Выбрать главу

Генерал Семенов в действительных атаманах Забайкалья имел 2,2 тонны золота в основном в виде двух миллионов двухсот тысяч золотых монет. В июне 1920 года, когда стало ясно, что придется от красных с боями отступать, Семенов приказал запаковать сокровище в банковские ящики. Получилось 20 ящиков золотых монет и два ящика золотых изделий.
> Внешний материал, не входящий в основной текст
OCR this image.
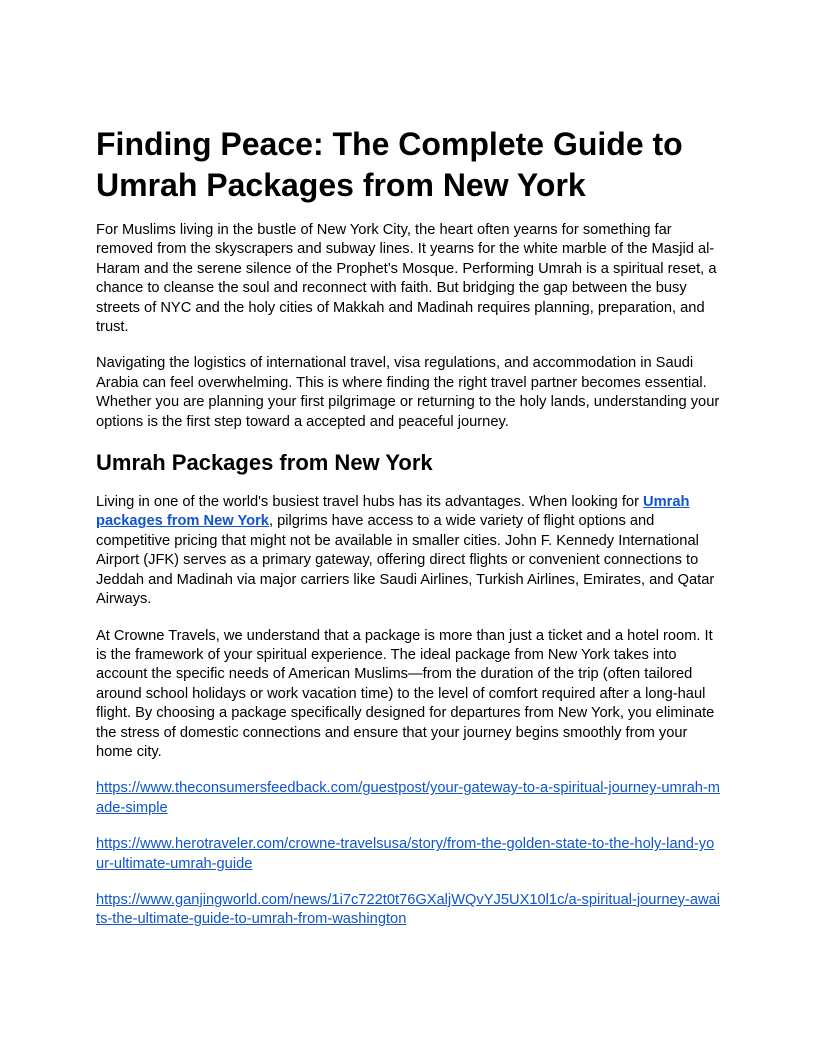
Finding Peace: The Complete Guide to Umrah Packages from New York

For Muslims living in the bustle of New York City, the heart often yearns for something far removed from the skyscrapers and subway lines. It yearns for the white marble of the Masjid al-Haram and the serene silence of the Prophet’s Mosque. Performing Umrah is a spiritual reset, a chance to cleanse the soul and reconnect with faith. But bridging the gap between the busy streets of NYC and the holy cities of Makkah and Madinah requires planning, preparation, and trust.

Navigating the logistics of international travel, visa regulations, and accommodation in Saudi Arabia can feel overwhelming. This is where finding the right travel partner becomes essential. Whether you are planning your first pilgrimage or returning to the holy lands, understanding your options is the first step toward a accepted and peaceful journey.

Umrah Packages from New York

Living in one of the world's busiest travel hubs has its advantages. When looking for Umrah packages from New York, pilgrims have access to a wide variety of flight options and competitive pricing that might not be available in smaller cities. John F. Kennedy International Airport (JFK) serves as a primary gateway, offering direct flights or convenient connections to Jeddah and Madinah via major carriers like Saudi Airlines, Turkish Airlines, Emirates, and Qatar Airways.

At Crowne Travels, we understand that a package is more than just a ticket and a hotel room. It is the framework of your spiritual experience. The ideal package from New York takes into account the specific needs of American Muslims—from the duration of the trip (often tailored around school holidays or work vacation time) to the level of comfort required after a long-haul flight. By choosing a package specifically designed for departures from New York, you eliminate the stress of domestic connections and ensure that your journey begins smoothly from your home city.

https://www.theconsumersfeedback.com/guestpost/your-gateway-to-a-spiritual-journey-umrah-made-simple

https://www.herotraveler.com/crowne-travelsusa/story/from-the-golden-state-to-the-holy-land-your-ultimate-umrah-guide

https://www.ganjingworld.com/news/1i7c722t0t76GXaljWQvYJ5UX10l1c/a-spiritual-journey-awaits-the-ultimate-guide-to-umrah-from-washington
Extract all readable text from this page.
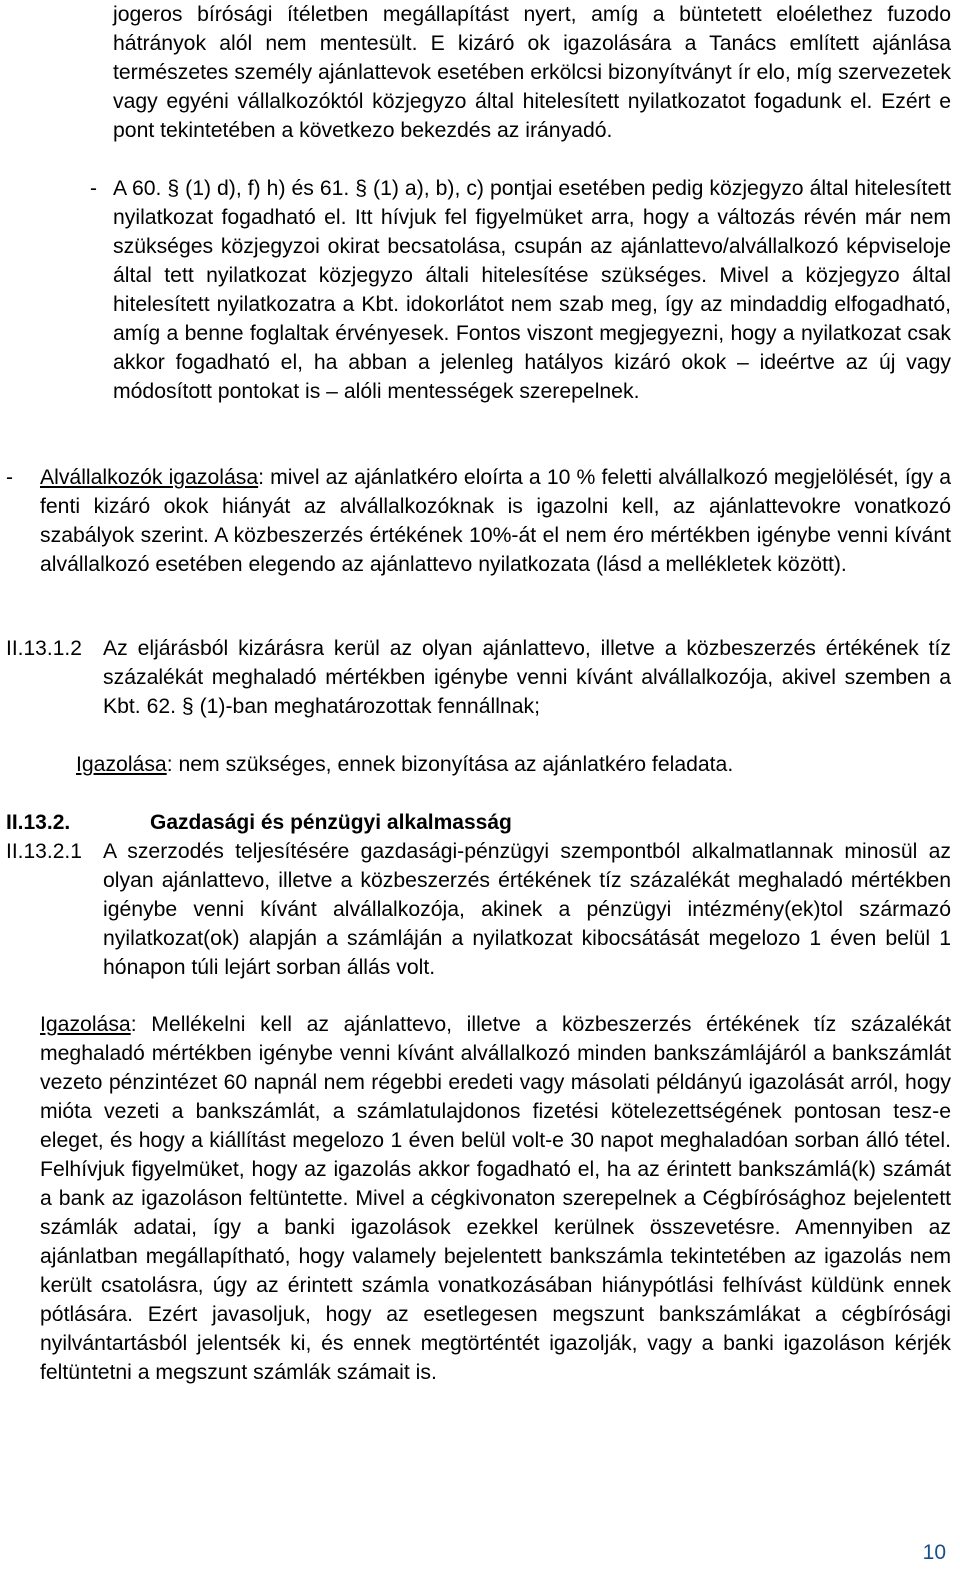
jogeros bírósági ítéletben megállapítást nyert, amíg a büntetett eloélethez fuzodo hátrányok alól nem mentesült. E kizáró ok igazolására a Tanács említett ajánlása természetes személy ajánlattevok esetében erkölcsi bizonyítványt ír elo, míg szervezetek vagy egyéni vállalkozóktól közjegyzo által hitelesített nyilatkozatot fogadunk el. Ezért e pont tekintetében a következo bekezdés az irányadó.
- A 60. § (1) d), f) h) és 61. § (1) a), b), c) pontjai esetében pedig közjegyzo által hitelesített nyilatkozat fogadható el. Itt hívjuk fel figyelmüket arra, hogy a változás révén már nem szükséges közjegyzoi okirat becsatolása, csupán az ajánlattevo/alvállalkozó képviseloje által tett nyilatkozat közjegyzo általi hitelesítése szükséges. Mivel a közjegyzo által hitelesített nyilatkozatra a Kbt. idokorlátot nem szab meg, így az mindaddig elfogadható, amíg a benne foglaltak érvényesek. Fontos viszont megjegyezni, hogy a nyilatkozat csak akkor fogadható el, ha abban a jelenleg hatályos kizáró okok – ideértve az új vagy módosított pontokat is – alóli mentességek szerepelnek.
- Alvállalkozók igazolása: mivel az ajánlatkéro eloírta a 10 % feletti alvállalkozó megjelölését, így a fenti kizáró okok hiányát az alvállalkozóknak is igazolni kell, az ajánlattevokre vonatkozó szabályok szerint. A közbeszerzés értékének 10%-át el nem éro mértékben igénybe venni kívánt alvállalkozó esetében elegendo az ajánlattevo nyilatkozata (lásd a mellékletek között).
II.13.1.2 Az eljárásból kizárásra kerül az olyan ajánlattevo, illetve a közbeszerzés értékének tíz százalékát meghaladó mértékben igénybe venni kívánt alvállalkozója, akivel szemben a Kbt. 62. § (1)-ban meghatározottak fennállnak;
Igazolása: nem szükséges, ennek bizonyítása az ajánlatkéro feladata.
II.13.2.	Gazdasági és pénzügyi alkalmasság
II.13.2.1 A szerzodés teljesítésére gazdasági-pénzügyi szempontból alkalmatlannak minosül az olyan ajánlattevo, illetve a közbeszerzés értékének tíz százalékát meghaladó mértékben igénybe venni kívánt alvállalkozója, akinek a pénzügyi intézmény(ek)tol származó nyilatkozat(ok) alapján a számláján a nyilatkozat kibocsátását megelozo 1 éven belül 1 hónapon túli lejárt sorban állás volt.
Igazolása: Mellékelni kell az ajánlattevo, illetve a közbeszerzés értékének tíz százalékát meghaladó mértékben igénybe venni kívánt alvállalkozó minden bankszámlájáról a bankszámlát vezeto pénzintézet 60 napnál nem régebbi eredeti vagy másolati példányú igazolását arról, hogy mióta vezeti a bankszámlát, a számlatulajdonos fizetési kötelezettségének pontosan tesz-e eleget, és hogy a kiállítást megelozo 1 éven belül volt-e 30 napot meghaladóan sorban álló tétel. Felhívjuk figyelmüket, hogy az igazolás akkor fogadható el, ha az érintett bankszámlá(k) számát a bank az igazoláson feltüntette. Mivel a cégkivonaton szerepelnek a Cégbírósághoz bejelentett számlák adatai, így a banki igazolások ezekkel kerülnek összevetésre. Amennyiben az ajánlatban megállapítható, hogy valamely bejelentett bankszámla tekintetében az igazolás nem került csatolásra, úgy az érintett számla vonatkozásában hiánypótlási felhívást küldünk ennek pótlására. Ezért javasoljuk, hogy az esetlegesen megszunt bankszámlákat a cégbírósági nyilvántartásból jelentsék ki, és ennek megtörténtét igazolják, vagy a banki igazoláson kérjék feltüntetni a megszunt számlák számait is.
10
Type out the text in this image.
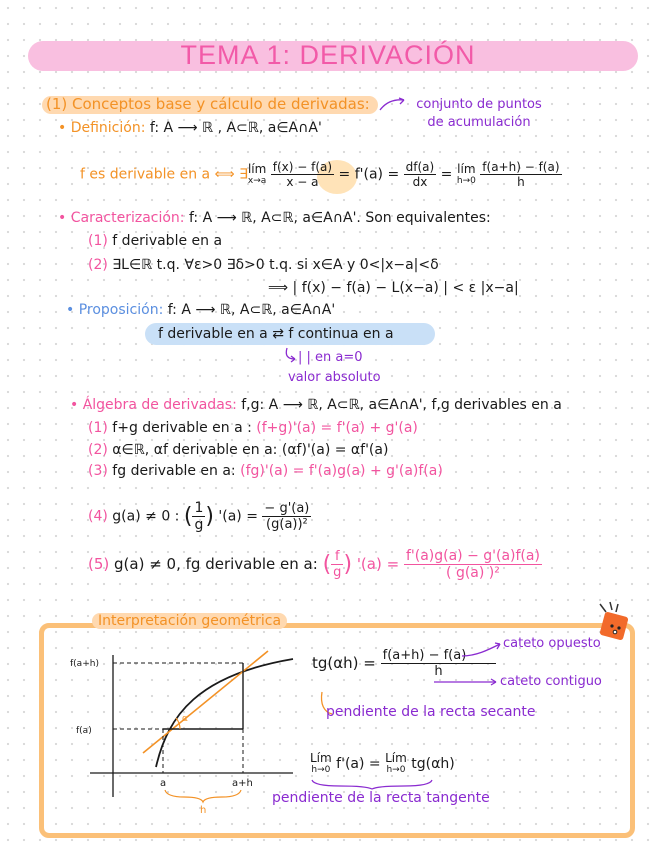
TEMA 1: DERIVACIÓN
(1) Conceptos base y cálculo de derivadas:	conjunto de puntos de acumulación
• Definición: f: A ⟶ ℝ , A⊂ℝ, a∈A∩A'
f es derivable en a ⟺ ∃lím
x→a
$\frac{f(x) - f(a)}{x - a} = f'(a) = \frac{df(a)}{dx}$ = lím
h→0
$\frac{f(a+h) - f(a)}{h}$
• Caracterización: f: A ⟶ ℝ, A⊂ℝ, a∈A∩A'. Son equivalentes:
(1) f derivable en a
(2) ∃L∈ℝ t.q. ∀ε>0 ∃δ>0 t.q. si x∈A y 0<|x−a|<δ
⟹ | f(x) − f(a) − L(x−a) | < ε |x−a|
• Proposición: f: A ⟶ ℝ, A⊂ℝ, a∈A∩A'
f derivable en a ⇄ f continua en a
| | en a=0
valor absoluto
• Álgebra de derivadas: f,g: A ⟶ ℝ, A⊂ℝ, a∈A∩A', f,g derivables en a
(1) f+g derivable en a : (f+g)'(a) = f'(a) + g'(a)
(2) α∈ℝ, αf derivable en a: (αf)'(a) = αf'(a)
(3) fg derivable en a: (fg)'(a) = f'(a)g(a) + g'(a)f(a)
(4) g(a) ≠ 0 : ( $\frac{1}{g}$ ) '$(a) = \frac{- g'(a)}{\text{(g(a))²}}$
(5) g(a) ≠ 0, fg derivable en a: ( $\frac{f}{g}$ ) '$(a) = \frac{f'(a)g(a) - g'(a)f(a)}{\text{( g(a) )²}}$
Interpretación geométrica
α
f(a+h)
f(a)
a	a+h
h
$tg(\alpha h) = \frac{f(a+h) - f(a)}{h}$
cateto opuesto
cateto contiguo
pendiente de la recta secante
Lím
h→0 f'(a) = Lím
h→0 tg(αh)
pendiente de la recta tangente
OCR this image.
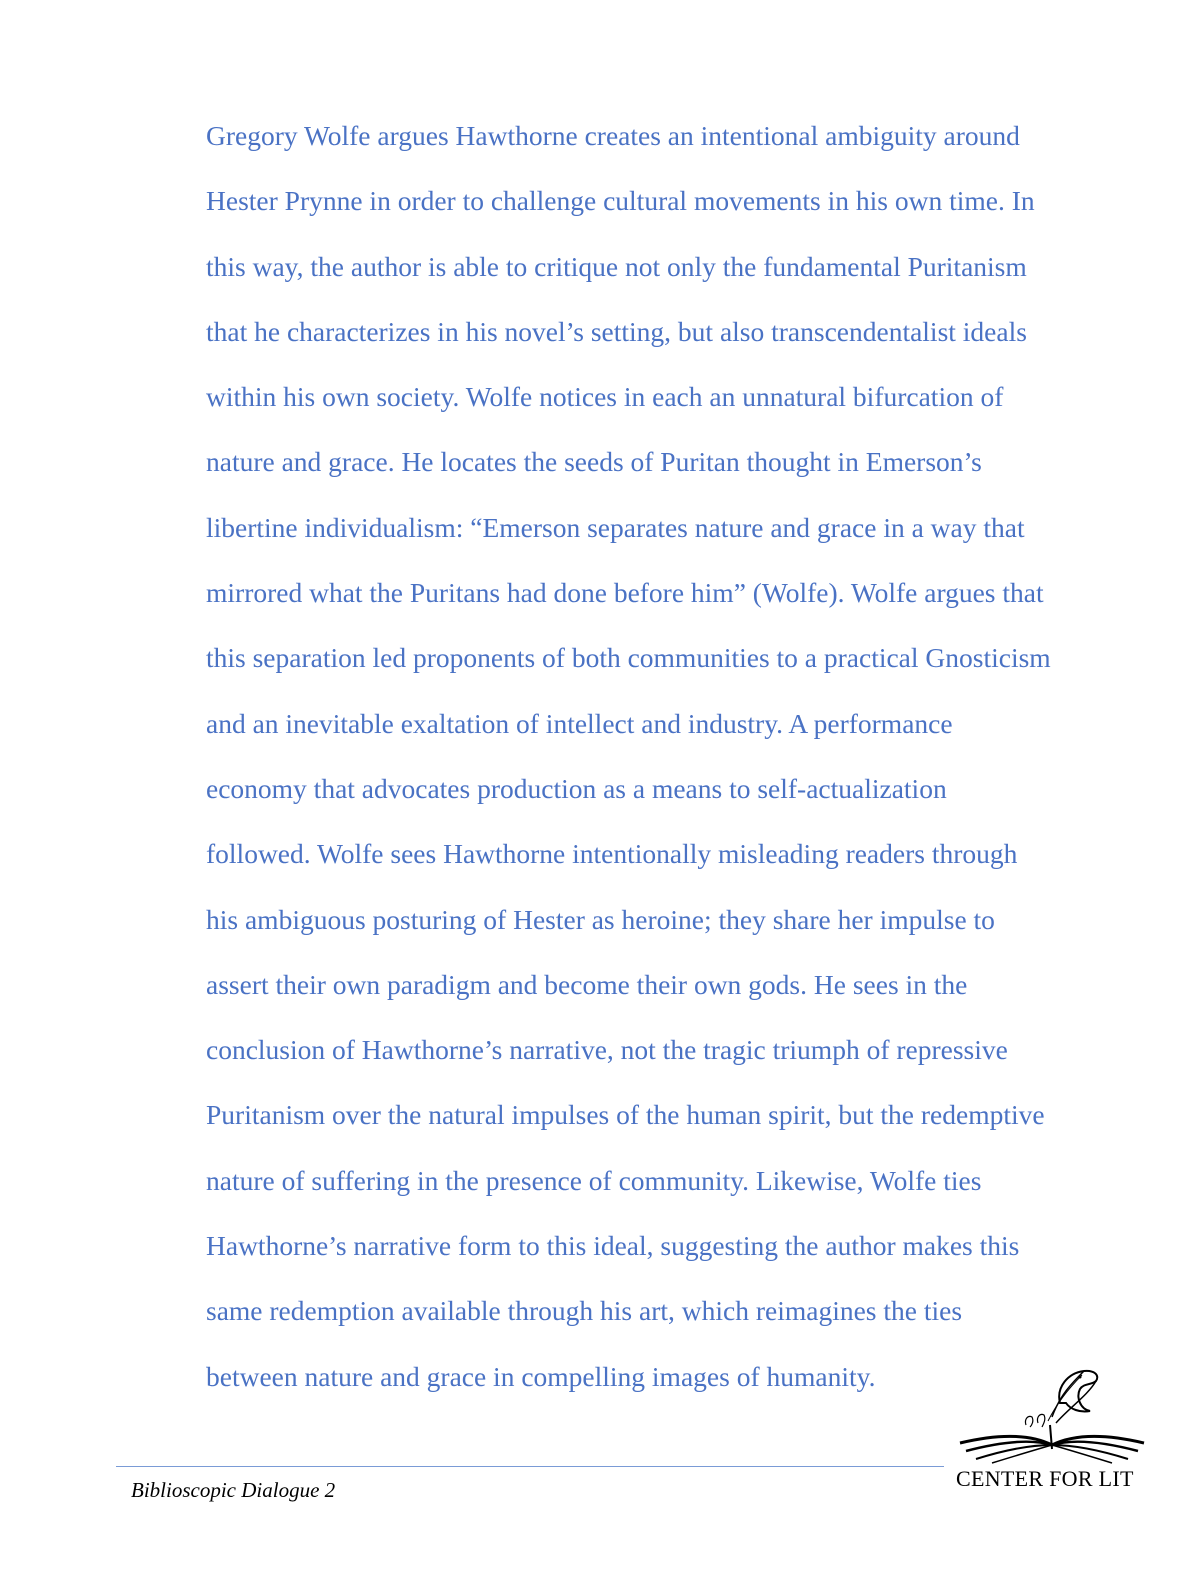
Gregory Wolfe argues Hawthorne creates an intentional ambiguity around
Hester Prynne in order to challenge cultural movements in his own time. In
this way, the author is able to critique not only the fundamental Puritanism
that he characterizes in his novel’s setting, but also transcendentalist ideals
within his own society. Wolfe notices in each an unnatural bifurcation of
nature and grace. He locates the seeds of Puritan thought in Emerson’s
libertine individualism: “Emerson separates nature and grace in a way that
mirrored what the Puritans had done before him” (Wolfe). Wolfe argues that
this separation led proponents of both communities to a practical Gnosticism
and an inevitable exaltation of intellect and industry. A performance
economy that advocates production as a means to self-actualization
followed. Wolfe sees Hawthorne intentionally misleading readers through
his ambiguous posturing of Hester as heroine; they share her impulse to
assert their own paradigm and become their own gods. He sees in the
conclusion of Hawthorne’s narrative, not the tragic triumph of repressive
Puritanism over the natural impulses of the human spirit, but the redemptive
nature of suffering in the presence of community. Likewise, Wolfe ties
Hawthorne’s narrative form to this ideal, suggesting the author makes this
same redemption available through his art, which reimagines the ties
between nature and grace in compelling images of humanity.
Biblioscopic Dialogue 2	CENTER FOR LIT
Семеновский генерал-адъютант Петров в Харбине оформил с представителями командования Японии соглашение на сдачу им и хранение этого золотого запаса, который и вручил тогда лучшим атаманским друзьям японцам.

В эмиграции весьма понадобилось Г. М. Семенову это золото для его «использования в борьбе против красного интернационала и большевиков в России». В 1925–1926 годах атаман через соответствующих государственных японских лиц поставил вопрос о возвращении ему золотого запаса, предъявив при этом указ А. В. Колчака, что генерал Семенов является преемником Верховного правителя России на ее Дальнем Востоке, а также харбинское соглашение его представителя Петрова с уполномоченными по этому вопросу от японского командования, плюс к тому — непосредственную квитанцию о приеме золота японцами.

В 1926 году Григорий Михайлович дважды выступал в парламенте Японии по этому поводу, но парламентарии не признали ни Колчака Верховным правителем России, ни Семенова его преемником, а значит, и хозяином золота. Атаман сильно разволновался и понес японский парламент в крайне казацких выражениях, в связи с чем такие же вежливые, но строгие, как и в 1920 году, его лучшие в мире приятели японцы окончательно отказали в возвращении семеновских 22 золотых ящиков.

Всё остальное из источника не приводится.